The problem is that here the Marvel behemoth feels like it’s busily dragging a few of its many feet forward as it lurches toward the Infinity Wars extravaganza where it plans to (and wants us to know it will) emit a thunderous bellow. And I find that exhausting. As I’ve said before, this massive studio-as-story-world is fascinating from a film history perspective and I’m curious about the technical aspects of project development and coordination, but the films themselves often feel like a burden, something to keep tabs on lest you miss a set-up or fail to grasp a winking reference to what’s come before, but mostly they come across as just fastidious and stale.

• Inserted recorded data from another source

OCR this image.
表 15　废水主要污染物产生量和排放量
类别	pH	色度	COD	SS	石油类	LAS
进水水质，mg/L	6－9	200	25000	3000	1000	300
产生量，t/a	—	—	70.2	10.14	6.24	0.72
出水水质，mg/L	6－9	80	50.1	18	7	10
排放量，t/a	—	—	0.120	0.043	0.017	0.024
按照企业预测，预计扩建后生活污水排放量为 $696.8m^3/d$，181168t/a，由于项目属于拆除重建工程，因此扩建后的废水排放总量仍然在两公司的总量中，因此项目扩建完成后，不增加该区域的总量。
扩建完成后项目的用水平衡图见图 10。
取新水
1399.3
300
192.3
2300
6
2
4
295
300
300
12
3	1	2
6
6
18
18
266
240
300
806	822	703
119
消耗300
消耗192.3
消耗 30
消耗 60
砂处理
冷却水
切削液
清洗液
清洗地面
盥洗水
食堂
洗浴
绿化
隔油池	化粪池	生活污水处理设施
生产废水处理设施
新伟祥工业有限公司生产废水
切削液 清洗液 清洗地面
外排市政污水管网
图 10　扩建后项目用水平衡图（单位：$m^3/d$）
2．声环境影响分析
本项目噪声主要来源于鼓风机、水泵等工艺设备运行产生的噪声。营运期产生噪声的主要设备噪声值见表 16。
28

Without being anti-genre, anti-superhero, anti-sci-fi or -fantasy, I’m tired of them and wish they’d stop tying up talent that I’d rather see doing other work.
(Or maybe this is a better way of thinking about it: in this film, we watch Thor’s iconic hammer be destroyed, watch Odin die and Thor become King of Asgard in his place (after killing Death herself), watch the complete destruction of Asgard and the migration of its survivor’s to Earth. We also bask in the happy-making fanboy scenes of Thor and Hulk engaged in a battle royale and of Jeff Goldblum in high form. And yet, all of this—every last bit of it—is really just set-up for the only 30 seconds of the film that matter: the post-credit encounter with the purple guy’s space ship as it heads to Earth. When your entire film experience is demoted to a footnote by an ad in the final moments of the film, you’ve wasted your time watching.)